Cluster deletion may take long because chart-operator deletion is attempted when Kubernetes cluster is already down

AndiDog commented 1 year ago

In https://github.com/giantswarm/roadmap/issues/1719#issuecomment-1354678213, we found that cluster deletion works but is quite slow (taking 15 minutes or more until all manifests and resources are gone). The chart-operator app on the management cluster persisted even after the workload Cluster/AWSCluster objects were gone.

Since waitForAppDeletion does not log errors in multiple locations, I could not find out whether the attempted deletion of App/andreas1-chart-operator led to cluster deletion taking very long, or why it took long to delete chart-operator at all. Quite likely is that the Kubernetes cluster was simply already gone. CAPI doesn't have a mechanism to delete in-cluster stuff first, and then the cluster itself.

Deleting Kubernetes before applications running on it may not be a real issue given that CAPA deletes owned resources that are left behind. I rather think of this observation as something that customers/developers may find confusing – "why would cluster deletion take 15 minutes?". Let's please check if the deletion of chart-operator could influence how long that takes. If we don't find something, maybe we can at least improve error logging so this could be troubleshooted more easily through logs.
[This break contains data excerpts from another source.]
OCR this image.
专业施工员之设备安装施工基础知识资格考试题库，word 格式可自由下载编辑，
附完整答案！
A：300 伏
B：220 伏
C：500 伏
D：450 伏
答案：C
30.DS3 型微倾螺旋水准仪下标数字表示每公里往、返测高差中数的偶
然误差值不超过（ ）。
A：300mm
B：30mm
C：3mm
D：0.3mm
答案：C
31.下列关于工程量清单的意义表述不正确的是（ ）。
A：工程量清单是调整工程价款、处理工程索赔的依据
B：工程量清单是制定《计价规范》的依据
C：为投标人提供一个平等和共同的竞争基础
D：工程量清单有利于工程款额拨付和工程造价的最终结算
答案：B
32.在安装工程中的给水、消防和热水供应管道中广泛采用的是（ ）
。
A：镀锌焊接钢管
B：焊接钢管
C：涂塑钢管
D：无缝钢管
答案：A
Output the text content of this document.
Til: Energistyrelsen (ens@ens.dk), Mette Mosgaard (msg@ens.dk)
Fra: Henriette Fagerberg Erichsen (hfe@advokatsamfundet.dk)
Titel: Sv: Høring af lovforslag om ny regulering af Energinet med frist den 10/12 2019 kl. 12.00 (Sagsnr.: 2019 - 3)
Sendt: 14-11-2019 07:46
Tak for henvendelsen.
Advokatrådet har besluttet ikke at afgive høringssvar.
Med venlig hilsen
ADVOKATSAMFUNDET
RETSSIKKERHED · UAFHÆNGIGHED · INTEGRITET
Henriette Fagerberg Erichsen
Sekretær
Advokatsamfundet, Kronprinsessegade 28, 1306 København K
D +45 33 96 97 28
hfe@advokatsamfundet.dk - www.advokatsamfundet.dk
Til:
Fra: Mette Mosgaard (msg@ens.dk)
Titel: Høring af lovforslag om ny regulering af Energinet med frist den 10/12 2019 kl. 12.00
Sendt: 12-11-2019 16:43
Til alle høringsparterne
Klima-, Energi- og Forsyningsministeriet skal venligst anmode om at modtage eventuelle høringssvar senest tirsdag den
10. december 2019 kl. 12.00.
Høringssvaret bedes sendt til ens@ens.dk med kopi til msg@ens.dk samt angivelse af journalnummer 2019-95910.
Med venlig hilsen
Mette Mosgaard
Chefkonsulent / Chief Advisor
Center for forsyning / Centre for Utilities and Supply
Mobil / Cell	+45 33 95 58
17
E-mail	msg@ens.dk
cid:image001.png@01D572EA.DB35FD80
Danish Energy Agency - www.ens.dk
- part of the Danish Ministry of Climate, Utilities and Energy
Here's the template I used to deploy the workload cluster on golem:

apiVersion: v1
items:
- apiVersion: v1
  data:
    values: |
      aws:
        region: eu-west-2
      bastion:
        enabled: false
      proxy:
        enabled: true
        http_proxy: "http://internal-a1c90e5331e124481a14fb7ad80ae8eb-1778512673.eu-west-2.elb.amazonaws.com:4000"
        https_proxy: "http://internal-a1c90e5331e124481a14fb7ad80ae8eb-1778512673.eu-west-2.elb.amazonaws.com:4000"
        no_proxy: "test-domain.com"
      clusterName: andreas1
      controlPlane:
        replicas: 3
      machinePools:
      - instanceType: m5.xlarge
        maxSize: 10
        minSize: 3
        name: machine-pool0
        rootVolumeSizeGB: 300
        availabilityZones:
        - eu-west-2a
        - eu-west-2b
        - eu-west-2c
      network:
        # Stealing Alex's uppermost subnet while he agreed to not need it (see poll https://gigantic.slack.com/archives/C04AJ5FJHEK/p1668678373098049)
        vpcCIDR: 10.89.0.0/16
        topologyMode: GiantSwarmManaged
        availabilityZoneUsageLimit: 3
        vpcMode: private
        apiMode: private
        dnsMode: public
        subnets:
        - cidrBlock: 10.89.0.0/18
        - cidrBlock: 10.89.64.0/18
        - cidrBlock: 10.89.128.0/18
      organization: giantswarm
  kind: ConfigMap
  metadata:
    labels:
      app-operator.giantswarm.io/watching: "true"
      giantswarm.io/cluster: andreas1
    name: andreas1-userconfig
    namespace: org-giantswarm
- apiVersion: v1
  data:
    values: |
      clusterName: andreas1
      organization: giantswarm
  kind: ConfigMap
  metadata:
    labels:
      app-operator.giantswarm.io/watching: "true"
      giantswarm.io/cluster: andreas1
    name: andreas1-default-apps-userconfig
    namespace: org-giantswarm
kind: List
metadata:
  resourceVersion: ""
  selfLink: ""
---
apiVersion: v1
items:
- apiVersion: application.giantswarm.io/v1alpha1
  kind: App
  metadata:
    labels:
      app-operator.giantswarm.io/version: 0.0.0
      app.kubernetes.io/name: cluster-aws
    name: andreas1
    namespace: org-giantswarm
  spec:
    catalog: cluster
    config:
      configMap:
        name: ""
        namespace: ""
      secret:
        name: ""
        namespace: ""
    kubeConfig:
      context:
        name: ""
      inCluster: true
      secret:
        name: ""
        namespace: ""
    name: cluster-aws
    namespace: org-giantswarm
    userConfig:
      configMap:
        name: andreas1-userconfig
        namespace: org-giantswarm
    version: 0.20.2
- apiVersion: application.giantswarm.io/v1alpha1
  kind: App
  metadata:
    labels:
      app-operator.giantswarm.io/version: 0.0.0
      app.kubernetes.io/name: default-apps-aws
      giantswarm.io/cluster: andreas1
      giantswarm.io/managed-by: cluster
    name: andreas1-default-apps
    namespace: org-giantswarm
  spec:
    catalog: cluster
    config:
      configMap:
        name: andreas1-cluster-values
        namespace: org-giantswarm
      secret:
        name: ""
        namespace: ""
    kubeConfig:
      context:
        name: ""
      inCluster: true
      secret:
        name: ""
        namespace: ""
    name: default-apps-aws
    namespace: org-giantswarm
    userConfig:
      configMap:
        name: andreas1-default-apps-userconfig
        namespace: org-giantswarm
    version: 0.12.3
kind: List
metadata:
  resourceVersion: ""
  selfLink: ""

gianfranco-l commented 1 year ago

cc @piontec

piontec commented 1 year ago

Hey @AndiDog ! Some things about your report are not clear to me, can you please check and confirm some stuff?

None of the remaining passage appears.